The Poet
By Dave Krugman

The Poet
Description
As a trip approaches, expectations run rampant across the landscape of our minds- what we will see, how we will feel, what the people and places will impart to us. After countless journeys across a world so broad, the one thing I know with certainty is that these trips will not only defy those expectations, they will always exceed them. Our explorations of the Mayan coast and jungles of the Yucatan Peninsula proved this truth time and time again.
Whenever we travel, we are exposed to such newness, avalanches of information, new ideas, connections, and perspectives. Oftentimes, it takes some distance from the experience to incorporate so much novelty and meaning.
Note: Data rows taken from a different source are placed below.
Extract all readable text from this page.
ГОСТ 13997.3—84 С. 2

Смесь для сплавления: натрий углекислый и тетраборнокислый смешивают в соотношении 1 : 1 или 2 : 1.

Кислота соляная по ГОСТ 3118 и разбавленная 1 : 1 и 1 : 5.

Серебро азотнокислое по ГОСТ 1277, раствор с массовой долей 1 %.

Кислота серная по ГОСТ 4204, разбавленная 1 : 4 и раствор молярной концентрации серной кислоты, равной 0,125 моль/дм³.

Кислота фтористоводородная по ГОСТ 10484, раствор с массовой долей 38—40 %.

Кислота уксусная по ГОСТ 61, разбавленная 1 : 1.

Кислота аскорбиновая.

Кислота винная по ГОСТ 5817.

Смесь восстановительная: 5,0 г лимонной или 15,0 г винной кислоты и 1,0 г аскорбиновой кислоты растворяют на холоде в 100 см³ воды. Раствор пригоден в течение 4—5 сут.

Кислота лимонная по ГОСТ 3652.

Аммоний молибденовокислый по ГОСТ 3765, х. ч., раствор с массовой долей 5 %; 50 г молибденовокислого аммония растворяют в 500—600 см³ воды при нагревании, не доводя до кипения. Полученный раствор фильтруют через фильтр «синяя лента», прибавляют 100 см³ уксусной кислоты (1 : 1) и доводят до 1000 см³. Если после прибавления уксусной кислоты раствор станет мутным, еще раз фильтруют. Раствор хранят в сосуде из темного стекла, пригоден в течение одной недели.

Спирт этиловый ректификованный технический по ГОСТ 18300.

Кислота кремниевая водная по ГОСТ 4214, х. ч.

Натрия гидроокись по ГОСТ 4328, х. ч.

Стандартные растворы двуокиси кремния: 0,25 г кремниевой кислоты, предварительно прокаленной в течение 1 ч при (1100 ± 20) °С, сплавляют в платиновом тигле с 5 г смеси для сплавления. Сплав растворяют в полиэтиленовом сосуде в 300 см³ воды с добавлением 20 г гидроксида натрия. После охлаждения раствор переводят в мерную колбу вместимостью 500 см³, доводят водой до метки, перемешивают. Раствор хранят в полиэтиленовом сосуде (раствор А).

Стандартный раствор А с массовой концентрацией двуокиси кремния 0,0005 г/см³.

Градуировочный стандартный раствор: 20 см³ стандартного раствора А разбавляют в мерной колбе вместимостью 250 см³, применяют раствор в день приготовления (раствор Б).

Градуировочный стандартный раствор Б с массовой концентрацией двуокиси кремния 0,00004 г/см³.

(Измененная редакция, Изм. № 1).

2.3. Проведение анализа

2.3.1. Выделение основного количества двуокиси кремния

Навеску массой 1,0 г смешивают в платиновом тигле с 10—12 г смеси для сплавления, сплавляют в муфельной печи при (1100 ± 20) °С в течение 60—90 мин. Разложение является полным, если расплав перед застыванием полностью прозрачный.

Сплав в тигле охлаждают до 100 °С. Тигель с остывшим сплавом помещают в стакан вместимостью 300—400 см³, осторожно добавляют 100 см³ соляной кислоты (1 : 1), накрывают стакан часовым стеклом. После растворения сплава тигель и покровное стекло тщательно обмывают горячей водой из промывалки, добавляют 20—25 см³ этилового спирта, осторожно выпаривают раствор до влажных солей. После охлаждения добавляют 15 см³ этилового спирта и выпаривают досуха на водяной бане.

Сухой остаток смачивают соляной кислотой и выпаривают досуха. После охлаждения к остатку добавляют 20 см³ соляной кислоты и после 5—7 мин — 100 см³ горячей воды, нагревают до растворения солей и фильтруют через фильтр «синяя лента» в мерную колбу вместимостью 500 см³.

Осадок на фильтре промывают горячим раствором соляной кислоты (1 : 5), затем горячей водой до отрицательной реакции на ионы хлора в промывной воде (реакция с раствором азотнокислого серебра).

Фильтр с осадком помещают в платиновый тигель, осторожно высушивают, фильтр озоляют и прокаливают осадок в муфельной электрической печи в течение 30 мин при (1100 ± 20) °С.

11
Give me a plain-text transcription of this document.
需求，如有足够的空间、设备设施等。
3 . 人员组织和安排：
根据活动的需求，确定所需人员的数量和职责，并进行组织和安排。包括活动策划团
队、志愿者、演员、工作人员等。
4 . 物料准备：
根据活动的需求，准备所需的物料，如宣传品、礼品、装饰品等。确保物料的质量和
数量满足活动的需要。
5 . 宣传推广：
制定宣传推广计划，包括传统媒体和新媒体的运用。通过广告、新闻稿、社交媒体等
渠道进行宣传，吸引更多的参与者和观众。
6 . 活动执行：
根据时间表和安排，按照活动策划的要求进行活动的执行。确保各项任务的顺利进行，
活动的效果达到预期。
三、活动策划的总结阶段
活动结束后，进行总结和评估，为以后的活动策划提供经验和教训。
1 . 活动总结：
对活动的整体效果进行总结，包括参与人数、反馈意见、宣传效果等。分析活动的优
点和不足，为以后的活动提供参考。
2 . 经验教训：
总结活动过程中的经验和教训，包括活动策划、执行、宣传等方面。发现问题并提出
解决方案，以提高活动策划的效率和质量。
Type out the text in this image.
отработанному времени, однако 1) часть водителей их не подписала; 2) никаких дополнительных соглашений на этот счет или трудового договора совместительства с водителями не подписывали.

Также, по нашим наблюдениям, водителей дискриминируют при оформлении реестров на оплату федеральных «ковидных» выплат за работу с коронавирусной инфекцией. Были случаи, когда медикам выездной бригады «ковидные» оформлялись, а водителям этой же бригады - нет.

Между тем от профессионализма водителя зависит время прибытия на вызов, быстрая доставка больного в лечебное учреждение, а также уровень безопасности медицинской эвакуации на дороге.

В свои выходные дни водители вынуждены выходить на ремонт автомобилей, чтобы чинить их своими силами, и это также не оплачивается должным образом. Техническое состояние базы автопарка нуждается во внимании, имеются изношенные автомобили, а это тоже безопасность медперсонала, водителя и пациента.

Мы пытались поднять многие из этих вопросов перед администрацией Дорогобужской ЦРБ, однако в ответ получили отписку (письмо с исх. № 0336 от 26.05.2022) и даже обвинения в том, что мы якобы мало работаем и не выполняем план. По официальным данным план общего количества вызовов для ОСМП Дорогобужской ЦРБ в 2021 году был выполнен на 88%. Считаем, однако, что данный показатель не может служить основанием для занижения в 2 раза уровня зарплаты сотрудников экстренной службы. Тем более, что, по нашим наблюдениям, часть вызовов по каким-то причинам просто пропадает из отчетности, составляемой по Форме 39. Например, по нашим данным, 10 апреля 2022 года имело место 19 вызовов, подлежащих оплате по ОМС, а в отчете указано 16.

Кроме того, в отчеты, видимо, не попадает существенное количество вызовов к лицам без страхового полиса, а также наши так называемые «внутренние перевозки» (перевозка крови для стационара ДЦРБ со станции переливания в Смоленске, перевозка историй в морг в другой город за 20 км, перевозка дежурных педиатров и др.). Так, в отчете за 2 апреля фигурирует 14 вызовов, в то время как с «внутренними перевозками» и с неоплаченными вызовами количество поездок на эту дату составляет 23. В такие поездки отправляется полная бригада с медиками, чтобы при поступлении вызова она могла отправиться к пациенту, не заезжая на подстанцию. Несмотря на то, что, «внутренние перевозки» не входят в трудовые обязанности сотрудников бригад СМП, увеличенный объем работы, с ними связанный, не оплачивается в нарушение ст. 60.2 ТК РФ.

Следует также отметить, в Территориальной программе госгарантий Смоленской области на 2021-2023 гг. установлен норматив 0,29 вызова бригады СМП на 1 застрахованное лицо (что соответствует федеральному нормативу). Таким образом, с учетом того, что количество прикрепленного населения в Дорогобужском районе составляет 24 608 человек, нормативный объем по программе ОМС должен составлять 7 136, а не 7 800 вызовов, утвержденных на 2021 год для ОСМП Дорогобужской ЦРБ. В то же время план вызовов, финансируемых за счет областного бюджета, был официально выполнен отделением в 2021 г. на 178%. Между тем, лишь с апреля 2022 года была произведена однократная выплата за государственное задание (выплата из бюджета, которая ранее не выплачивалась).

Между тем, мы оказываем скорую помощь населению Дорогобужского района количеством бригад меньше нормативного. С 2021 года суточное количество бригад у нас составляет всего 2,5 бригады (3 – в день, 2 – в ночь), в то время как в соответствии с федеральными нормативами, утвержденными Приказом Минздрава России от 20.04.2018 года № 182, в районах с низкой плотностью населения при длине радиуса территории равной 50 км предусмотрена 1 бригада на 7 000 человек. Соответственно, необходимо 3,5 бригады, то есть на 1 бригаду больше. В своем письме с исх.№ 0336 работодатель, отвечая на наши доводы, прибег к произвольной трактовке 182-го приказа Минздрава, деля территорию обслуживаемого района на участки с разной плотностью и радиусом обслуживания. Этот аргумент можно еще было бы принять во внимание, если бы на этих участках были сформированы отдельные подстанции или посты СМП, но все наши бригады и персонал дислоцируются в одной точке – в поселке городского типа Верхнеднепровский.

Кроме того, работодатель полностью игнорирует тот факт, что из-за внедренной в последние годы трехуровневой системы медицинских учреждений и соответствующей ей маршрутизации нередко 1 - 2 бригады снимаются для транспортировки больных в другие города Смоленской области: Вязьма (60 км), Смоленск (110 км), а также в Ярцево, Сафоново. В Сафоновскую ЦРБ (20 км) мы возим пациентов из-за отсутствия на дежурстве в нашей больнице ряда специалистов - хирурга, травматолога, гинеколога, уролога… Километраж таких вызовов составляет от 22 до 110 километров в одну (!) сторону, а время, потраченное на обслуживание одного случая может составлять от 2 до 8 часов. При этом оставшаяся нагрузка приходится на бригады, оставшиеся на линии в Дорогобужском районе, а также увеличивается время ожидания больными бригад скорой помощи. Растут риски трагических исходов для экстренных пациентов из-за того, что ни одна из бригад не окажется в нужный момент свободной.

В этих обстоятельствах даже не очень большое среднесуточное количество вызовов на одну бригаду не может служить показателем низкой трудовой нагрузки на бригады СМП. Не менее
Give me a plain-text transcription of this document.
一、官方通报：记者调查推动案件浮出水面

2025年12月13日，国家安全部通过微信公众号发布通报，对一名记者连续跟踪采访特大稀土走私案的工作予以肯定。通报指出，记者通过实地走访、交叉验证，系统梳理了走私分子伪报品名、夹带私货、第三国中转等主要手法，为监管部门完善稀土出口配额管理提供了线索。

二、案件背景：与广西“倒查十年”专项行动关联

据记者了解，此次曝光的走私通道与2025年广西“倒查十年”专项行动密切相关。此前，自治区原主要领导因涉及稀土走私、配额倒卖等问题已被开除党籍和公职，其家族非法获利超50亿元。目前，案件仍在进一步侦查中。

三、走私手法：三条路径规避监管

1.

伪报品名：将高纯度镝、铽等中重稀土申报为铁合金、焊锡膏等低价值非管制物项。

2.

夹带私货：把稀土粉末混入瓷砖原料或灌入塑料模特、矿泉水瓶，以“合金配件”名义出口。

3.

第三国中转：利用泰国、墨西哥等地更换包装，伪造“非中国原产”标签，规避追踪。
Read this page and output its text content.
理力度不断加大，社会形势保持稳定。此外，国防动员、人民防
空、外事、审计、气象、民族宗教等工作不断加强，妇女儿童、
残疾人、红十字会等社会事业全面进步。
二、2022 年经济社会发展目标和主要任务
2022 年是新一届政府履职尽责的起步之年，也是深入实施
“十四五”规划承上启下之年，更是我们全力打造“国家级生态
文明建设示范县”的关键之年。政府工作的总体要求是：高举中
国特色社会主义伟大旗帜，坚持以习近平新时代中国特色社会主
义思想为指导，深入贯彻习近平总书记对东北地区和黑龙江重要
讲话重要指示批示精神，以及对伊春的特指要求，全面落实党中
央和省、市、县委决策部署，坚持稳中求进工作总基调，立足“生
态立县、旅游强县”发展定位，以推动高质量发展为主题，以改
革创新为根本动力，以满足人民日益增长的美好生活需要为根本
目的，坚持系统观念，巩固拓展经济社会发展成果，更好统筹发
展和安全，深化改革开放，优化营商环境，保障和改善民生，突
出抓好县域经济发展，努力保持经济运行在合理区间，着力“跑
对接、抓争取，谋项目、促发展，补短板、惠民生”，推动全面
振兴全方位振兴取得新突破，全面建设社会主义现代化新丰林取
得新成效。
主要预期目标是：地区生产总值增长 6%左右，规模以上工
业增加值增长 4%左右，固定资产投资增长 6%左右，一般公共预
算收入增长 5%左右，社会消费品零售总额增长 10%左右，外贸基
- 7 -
On this journey, however, there were moments that seemed to stand still in time, moments where I felt the lessons integrating almost instantly, seeping into the deepest crevices of memory and meaning.
‘The Poet’ was created in a moment just like that. About halfway though our journey, road weary and moving like skipped stones from experience to experience, I wandered out onto a beach, facing the vast Atlantic, to take a moment away from the conversation and chaos of the gathering inside. This night was a full moon, and the cold light washed over the water and stones, while the wind whipped past, driving crashing waves into the ragged shoreline. It was dark, save for the moonlight, but my instinct as an image maker told me how bright this scene would be if I left my shutter open for 30 seconds. This timeframe would also smooth the water into silk, would reveal the details of millions of years of erosion along the stone strewn shore, and would create a composition that touched upon my deepest obsessions- the physics of time, space, and light to which we owe our very existence.
I did not see the poet on the rock. The only reason I know he was even there is the evidence I have in this image. Only with time was his presence revealed, the secret observer, who, somehow, was held still by the universe, transfixed by the full moon, for the duration of this single exposure. Looking closely, he even held a knowing smile, as time turned the dim moon into a blazing wash of sunlight.
These are the sorts of images that make all others worth it. In my work, I seek to be a silent observer. My shots are candid, unstaged, moments that allow the world to reveal itself without my interference. I love the world as it is, untouched, just witnessed, held in respect and awe, a slice of amber holding love, loss, pain, glory, and the infinity of this great expanse of life.
As I continued making images along the shoreline, my travel companions began to wander towards me, surrounding me, watching the exposures leap from the screen when the time expired, encouraging me and sharing in the awe of the painted moonlit scene. Sam. Summer. Defaced. Fahad. Liam. Lorenzo. A moment of solace turned to a moment of deep connection, the waves pulled more sand from the shore, and when we looked at the next frame together, The Poet was gone.
I knew in this instant that this was the work I would commit to the blockchain- and though I took hundreds of pictures after this, The Poet never left my mind, his smile, secret to himself, frozen in time, under an impossibly bright sky, as the water moved the world beneath him.